Jeffrey Curtis, MD, MS, MPH: Malignancies in Patients with Rheumatoid Arthritis and Cardiovascular Risk

Rheumatology Network interviewed Jeffrey Curtis, MD, MS, MPH, to discuss his ACR Convergence presentation entitled, “Malignancies in Patients Aged ≥ 50 Years with RA and ≥ 1 Additional Cardiovascular Risk Factor: Results from a Phase 3b/4 Randomized Safety Study of Tofacitinib vs TNF Inhibitors.” Curtis is Professor of Medicine in the Division of Clinical Immunology and Rheumatology at the University of Alabama at Birmingham. He explains the ORAL Surveillance study design, the most common malignancies observed in patients with rheumatoid arthritis, and the clinical significance of these results.

Highlights of our conversation include:

Rheumatology Network: What initially sparked your interest in analyzing malignancies in patients with rheumatoid arthritis who received tofacitinib?

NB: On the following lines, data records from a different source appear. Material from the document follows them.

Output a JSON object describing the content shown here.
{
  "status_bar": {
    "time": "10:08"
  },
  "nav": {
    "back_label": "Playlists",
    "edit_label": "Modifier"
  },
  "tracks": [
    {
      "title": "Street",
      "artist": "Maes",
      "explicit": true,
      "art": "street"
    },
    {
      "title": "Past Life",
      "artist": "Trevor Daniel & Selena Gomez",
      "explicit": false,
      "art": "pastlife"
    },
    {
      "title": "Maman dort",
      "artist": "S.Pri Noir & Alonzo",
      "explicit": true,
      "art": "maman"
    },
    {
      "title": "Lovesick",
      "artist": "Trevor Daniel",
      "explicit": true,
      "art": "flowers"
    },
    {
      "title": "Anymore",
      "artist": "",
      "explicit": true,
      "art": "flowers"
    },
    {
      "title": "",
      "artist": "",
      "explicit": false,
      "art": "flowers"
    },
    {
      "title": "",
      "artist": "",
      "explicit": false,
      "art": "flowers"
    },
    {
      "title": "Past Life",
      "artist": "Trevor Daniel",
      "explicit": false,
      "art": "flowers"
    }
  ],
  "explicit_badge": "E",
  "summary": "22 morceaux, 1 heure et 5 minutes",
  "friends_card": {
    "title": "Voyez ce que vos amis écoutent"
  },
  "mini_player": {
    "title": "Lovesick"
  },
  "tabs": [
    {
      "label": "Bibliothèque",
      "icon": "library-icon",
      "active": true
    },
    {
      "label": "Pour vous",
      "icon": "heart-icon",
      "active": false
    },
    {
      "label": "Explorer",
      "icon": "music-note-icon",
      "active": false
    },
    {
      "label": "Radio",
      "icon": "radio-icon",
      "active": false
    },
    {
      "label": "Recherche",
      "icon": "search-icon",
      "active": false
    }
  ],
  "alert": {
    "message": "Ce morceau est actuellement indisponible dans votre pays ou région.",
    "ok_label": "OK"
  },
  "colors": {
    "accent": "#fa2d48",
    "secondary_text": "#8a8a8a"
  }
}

Jeffrey Curtis, MD, MS, MPH: There's a tremendous interest in understanding the safety profile of Janus kinase inhibitors, or JAK inhibitors, in relation to other therapies like tumor necrosis factor (TNF) inhibitors or other biologic drugs in patients with rheumatoid arthritis. This topic has been rather controversial and a source of a lot of intense regulatory agency interests, given the safety profile of JAK inhibitors versus TNF inhibitors, resulting from the large industry-sponsored safety study that recently read out earlier this year.

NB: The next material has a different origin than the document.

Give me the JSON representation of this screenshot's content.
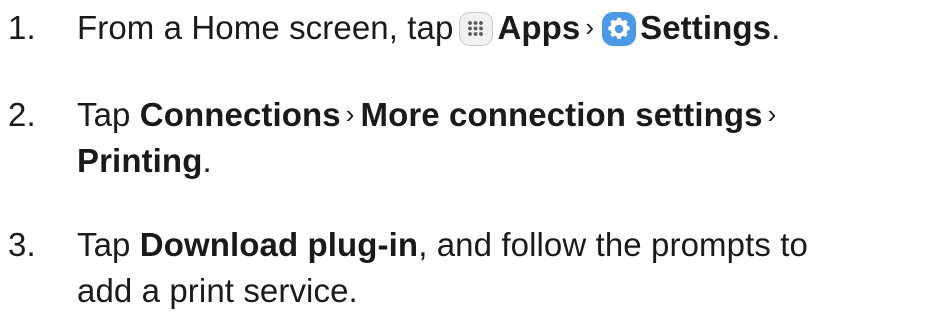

RN: What were the most common malignancies you observed in patients with rheumatoid arthritis?

JC: The most common malignancies that we observed were both lung cancer and breast cancer. And those, frankly, are common malignancies that we see in patients with rheumatoid arthritis (RA) in general. So, there wasn't anything terribly unexpected or untoward with respect to the kinds of malignancies that are common. Lymphomas, of course, are always high on people's radar. And in patients with RA, with the immune system effects on that kind of hematologic malignancy, it was lung and breast cancer that accounted for the majority of them.

RN: Why do you believe malignancies were higher in patients receiving tofacitinib?

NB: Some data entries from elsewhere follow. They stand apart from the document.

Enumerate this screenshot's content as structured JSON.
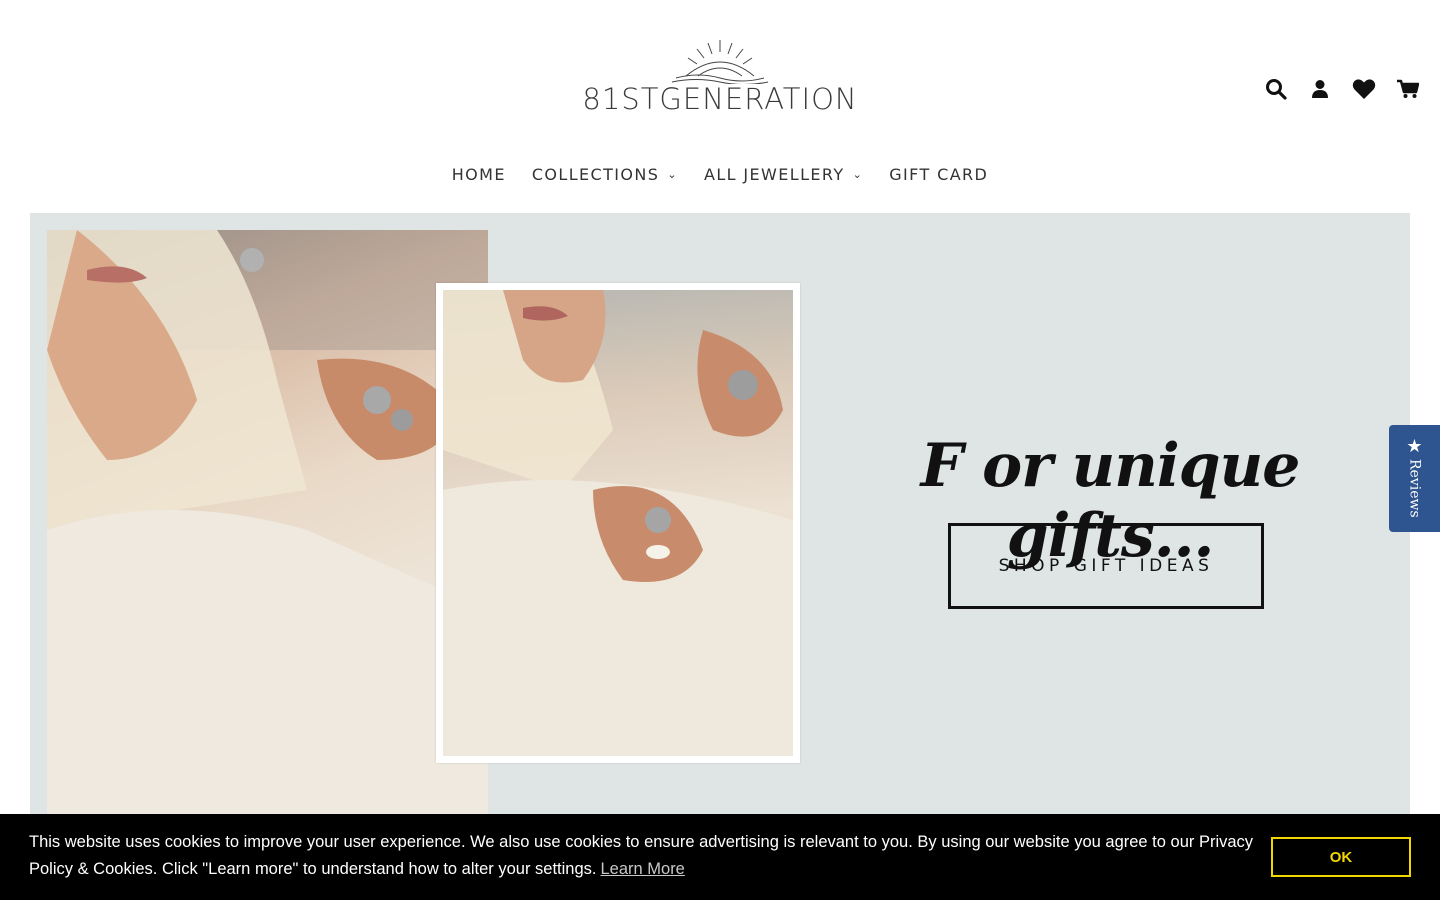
{
  "header": {
    "logo_text": "81STGENERATION",
    "icons": [
      "search-icon",
      "user-icon",
      "heart-icon",
      "cart-icon"
    ]
  },
  "nav": {
    "items": [
      {
        "label": "HOME",
        "has_dropdown": false
      },
      {
        "label": "COLLECTIONS",
        "has_dropdown": true
      },
      {
        "label": "ALL JEWELLERY",
        "has_dropdown": true
      },
      {
        "label": "GIFT CARD",
        "has_dropdown": false
      }
    ],
    "dropdown_glyph": "⌄"
  },
  "hero": {
    "tagline": "F or unique gifts...",
    "cta_label": "SHOP GIFT IDEAS",
    "background_color": "#dfe5e5"
  },
  "reviews_tab": {
    "label": "Reviews",
    "star": "★",
    "color": "#2f5591"
  },
  "cookie_banner": {
    "text": "This website uses cookies to improve your user experience. We also use cookies to ensure advertising is relevant to you. By using our website you agree to our Privacy Policy & Cookies. Click \"Learn more\" to understand how to alter your settings.",
    "learn_more": "Learn More",
    "ok_label": "OK",
    "accent_color": "#f1d600"
  }
}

JC: There's a lot of speculation about whether the mechanism of action or other factors about what tofacitinib does or how JAK inhibitors work and affect the immune system. The immune system, of course, was responsible for immune surveillance, including protecting us against malignancies and our own cancer cell transformation. The short answer is that you can posit a whole number of biologic mechanisms for causality but results from this large safety study nevertheless yielded the results that they did. That said, there were some interesting subgroup analyses. In lower risk people, people who weren't over age 65 and those who had never smoked, there was no increase in risk. It appeared that the risk was confined to older people over age 65 and those with a history of smoking. There be some Interplay there with a history of tobacco use. So, as that's post hoc, you have to take that with something of a grain of salt. But it looked like in sort of the average risk patient or even lower risk patients, there really wasn't a difference. It was only older people and those who were smokers that had the vast majority of this excess risk.